By Categories: Economy

Context :- The rupee seems to be on a trajectory of decline, with its value relative to the dollar (as per the Reserve Bank of India’s reference rate) falling from Rs.76.4 at the beginning of April to Rs.79.1 at the beginning of July.


  1. India’s trade deficit has increased in recent months as export growth remained sluggish and imports registered a sharp increase (In June, with exports estimated at $38 billion and imports at $63.6 billion, the trade deficit rose to a new high of $25.6 billion)
  2. Foreign portfolio investors are pulling out of Indian equity and debt markets.
  3. High inflation across the world resulted in significant increases in policy interest rates by the US Federal Reserve and other developed country central banks, thus investors are booking profits that accrued over a two-year boom in Indian markets and exiting the country now.
  4. Spike in oil prices following the Ukraine invasion, which has inflated the import bill, and restrictions on exports for India.

However, there is another observation:-

  1. Even as the rupee has depreciated vis-à-vis the dollar, it has actually strengthened against other hard currencies such as the euro and the yen

Thus, Duvvuri Subbarao, a former RBI Governor advocates:-

  1. The RBI should lean towards non-intervention rather than intervention, and allow the rupee to gradually depreciate.
  2. And it should not be a cause of worry as forex reserve is around $600 billion.

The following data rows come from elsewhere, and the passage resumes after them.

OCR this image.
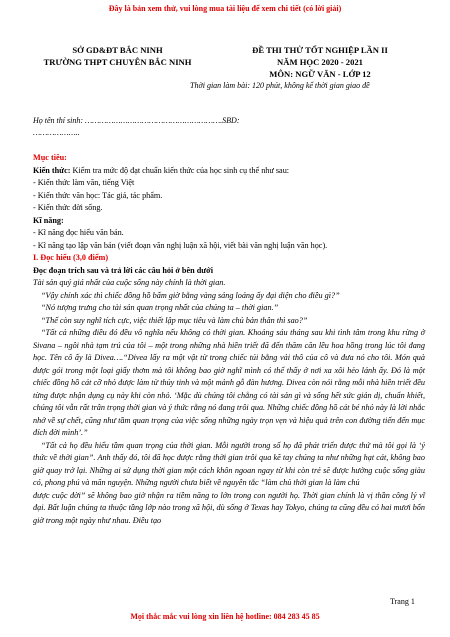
Đây là bản xem thử, vui lòng mua tài liệu để xem chi tiết (có lời giải)
SỞ GD&ĐT BẮC NINH
TRƯỜNG THPT CHUYÊN BẮC NINH
ĐỀ THI THỬ TỐT NGHIỆP LẦN II
NĂM HỌC 2020 - 2021
MÔN: NGỮ VĂN - LỚP 12
Thời gian làm bài: 120 phút, không kể thời gian giao đề
Họ tên thí sinh: ………………………………………………….SBD:
………………..

Mục tiêu:

Kiến thức: Kiểm tra mức độ đạt chuẩn kiến thức của học sinh cụ thể như sau:

- Kiến thức làm văn, tiếng Việt

- Kiến thức văn học: Tác giả, tác phẩm.

- Kiến thức đời sống.

Kĩ năng:

- Kĩ năng đọc hiểu văn bản.

- Kĩ năng tạo lập văn bản (viết đoạn văn nghị luận xã hội, viết bài văn nghị luận văn học).

I. Đọc hiểu (3,0 điểm)

Đọc đoạn trích sau và trả lời các câu hỏi ở bên dưới

Tài sản quý giá nhất của cuộc sống này chính là thời gian.

“Vậy chính xác thì chiếc đồng hồ bấm giờ bằng vàng sáng loáng ấy đại diện cho điều gì?”

“Nó tượng trưng cho tài sản quan trọng nhất của chúng ta – thời gian.”

“Thế còn suy nghĩ tích cực, việc thiết lập mục tiêu và làm chủ bản thân thì sao?”

“Tất cả những điều đó đều vô nghĩa nếu không có thời gian. Khoảng sáu tháng sau khi tình tâm trong khu rừng ở Sivana – ngôi nhà tạm trú của tôi – một trong những nhà hiền triết đã đến thăm căn lều hoa hồng trong lúc tôi đang học. Tên cô ấy là Divea….“Divea lấy ra một vật từ trong chiếc túi bằng vải thô của cô và đưa nó cho tôi. Món quà được gói trong một loại giấy thơm mà tôi không bao giờ nghĩ mình có thể thấy ở nơi xa xôi hẻo lánh ấy. Đó là một chiếc đồng hồ cát cỡ nhỏ được làm từ thủy tinh và một mảnh gỗ đàn hương. Divea còn nói rằng mỗi nhà hiền triết đều từng được nhận dụng cụ này khi còn nhỏ. ‘Mặc dù chúng tôi chẳng có tài sản gì và sống hết sức giản dị, chuẩn khiết, chúng tôi vẫn rất trân trọng thời gian và ý thức rằng nó đang trôi qua. Những chiếc đồng hồ cát bé nhỏ này là lời nhắc nhở về sự chết, cũng như tầm quan trọng của việc sống những ngày trọn vẹn và hiệu quả trên con đường tiến đến mục đích đời mình’.”

“Tất cả họ đều hiểu tầm quan trọng của thời gian. Mỗi người trong số họ đã phát triển được thứ mà tôi gọi là ‘ý thức về thời gian”. Anh thấy đó, tôi đã học được rằng thời gian trôi qua kẽ tay chúng ta như những hạt cát, không bao giờ quay trở lại. Những ai sử dụng thời gian một cách khôn ngoan ngay từ khi còn trẻ sẽ được hưởng cuộc sống giàu có, phong phú và mãn nguyện. Những người chưa biết về nguyên tắc “làm chủ thời gian là làm chủ

được cuộc đời” sẽ không bao giờ nhận ra tiềm năng to lớn trong con người họ. Thời gian chính là vị thần công lý vĩ đại. Bất luận chúng ta thuộc tầng lớp nào trong xã hội, dù sống ở Texas hay Tokyo, chúng ta cũng đều có hai mươi bốn giờ trong một ngày như nhau. Điều tạo

Trang 1
Mọi thắc mắc vui lòng xin liên hệ hotline: 084 283 45 85
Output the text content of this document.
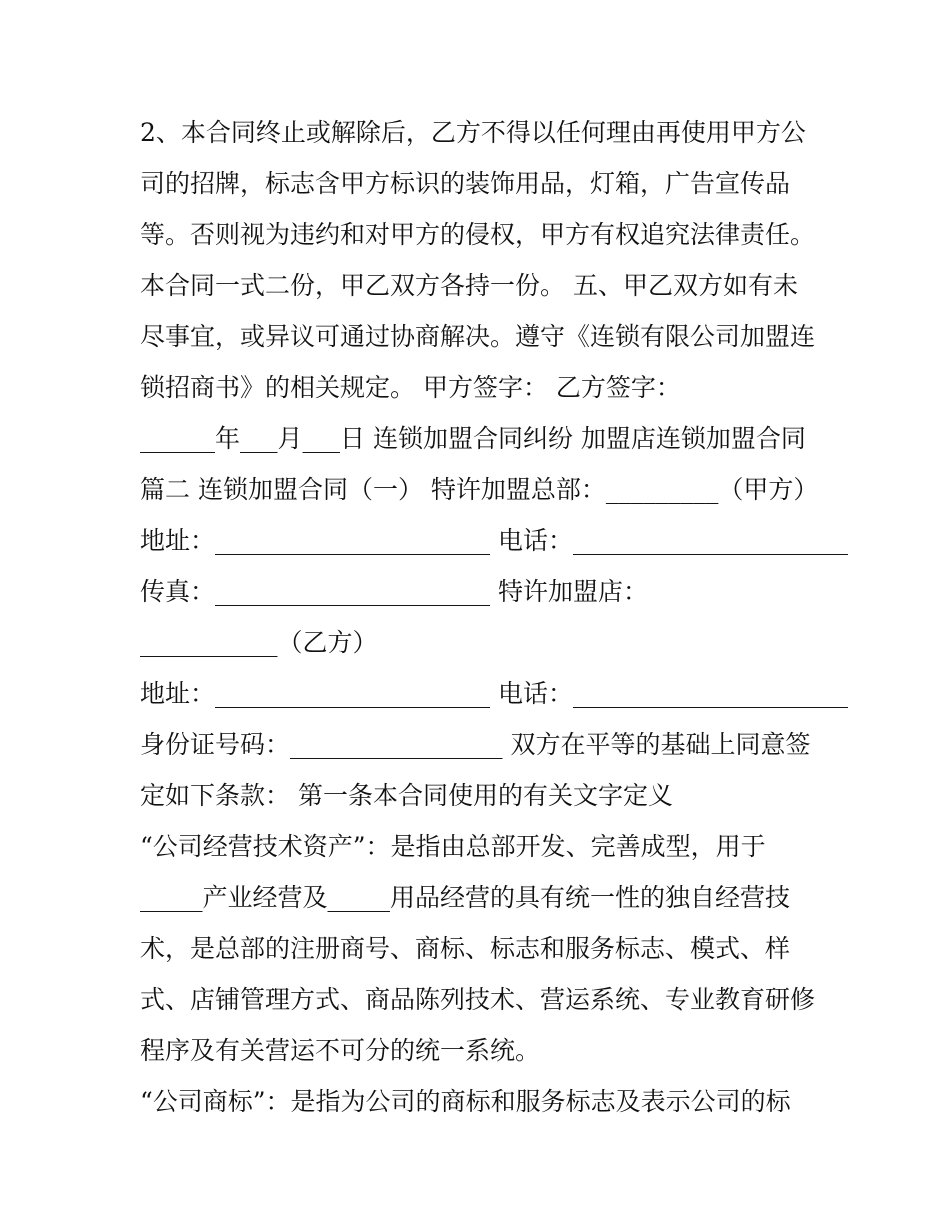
2、本合同终止或解除后，乙方不得以任何理由再使用甲方公
司的招牌，标志含甲方标识的装饰用品，灯箱，广告宣传品
等。否则视为违约和对甲方的侵权，甲方有权追究法律责任。
本合同一式二份，甲乙双方各持一份。 五、甲乙双方如有未
尽事宜，或异议可通过协商解决。遵守《连锁有限公司加盟连
锁招商书》的相关规定。 甲方签字： 乙方签字：
______年___月___日 连锁加盟合同纠纷 加盟店连锁加盟合同
篇二 连锁加盟合同（一） 特许加盟总部：_________（甲方）
地址：______________________ 电话：______________________
传真：______________________ 特许加盟店：
___________（乙方）
地址：______________________ 电话：______________________
身份证号码：_________________ 双方在平等的基础上同意签
定如下条款： 第一条本合同使用的有关文字定义
“公司经营技术资产”：是指由总部开发、完善成型，用于
_____产业经营及_____用品经营的具有统一性的独自经营技
术，是总部的注册商号、商标、标志和服务标志、模式、样
式、店铺管理方式、商品陈列技术、营运系统、专业教育研修
程序及有关营运不可分的统一系统。
“公司商标”：是指为公司的商标和服务标志及表示公司的标
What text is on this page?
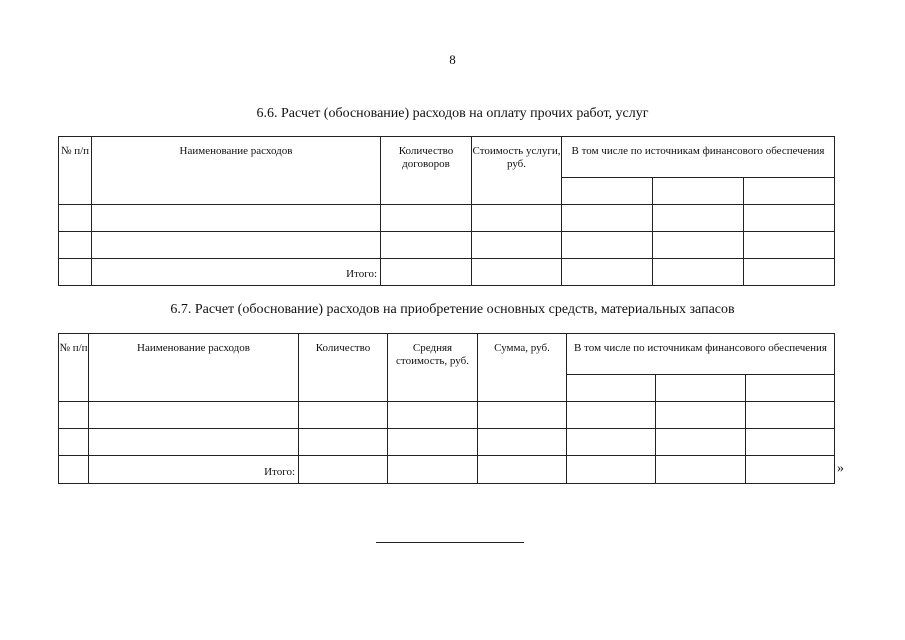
8
6.6. Расчет (обоснование) расходов на оплату прочих работ, услуг
№ п/п	Наименование расходов	Количество договоров	Стоимость услуги, руб.	В том числе по источникам финансового обеспечения		

	Итого:					
6.7. Расчет (обоснование) расходов на приобретение основных средств, материальных запасов
№ п/п	Наименование расходов	Количество	Средняя стоимость, руб.	Сумма, руб.	В том числе по источникам финансового обеспечения		

	Итого:							»
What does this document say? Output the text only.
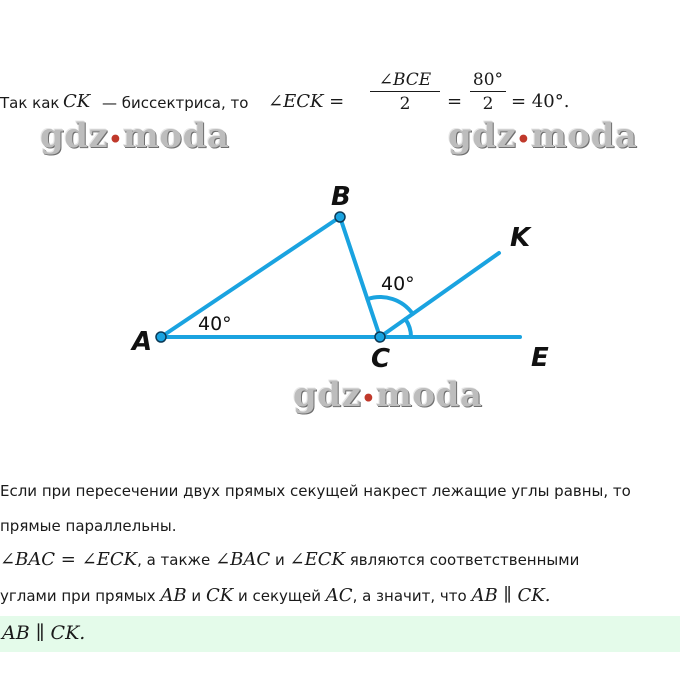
Так как CK — биссектриса, то ∠ECK =
∠BCE
2	=
80°
2 = 40°.
gdz•moda	gdz•moda
A
B
C
K
E
40°
40°
gdz•moda
Если при пересечении двух прямых секущей накрест лежащие углы равны, то
прямые параллельны.
∠BAC = ∠ECK, а также ∠BAC и ∠ECK являются соответственными
углами при прямых AB и CK и секущей AC, а значит, что AB ∥ CK.
AB ∥ CK.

Nonetheless, there are some causes to be worried about:-

  1. High import bill is not on account of higher oil prices alone but also because of increased imports of commodities varying from gold to coal.
  2. Coal Crisis:- Coal imports were unavoidable because stocks with the thermal power plants had touched unsustainable lows, raising concerns about large-scale power outages
  3. India’s coal crisis is the result of the failure of policies aimed at restraining the public sector’s role in coal production and getting the private sector to step in.
  4.  While the objective of curbing public sector growth worked, the drive to get the private sector to fill the gap was a failure


In recent years there were three episodes of sharp rupee depreciation: in August 2019, March 2020, and over May-June 2022. In all three instances, a common and important driver of the depreciation was the outflow of capital.

Seen from this angle, the recent and rapid depreciation of the rupee vis-à-vis the dollar does give cause for concern. The drivers of the depreciation are not all short term. The trade deficit threatens to remain high for quite some time. And the excess inflow of capital that propped up the rupee even when deficits widened has all but dried up.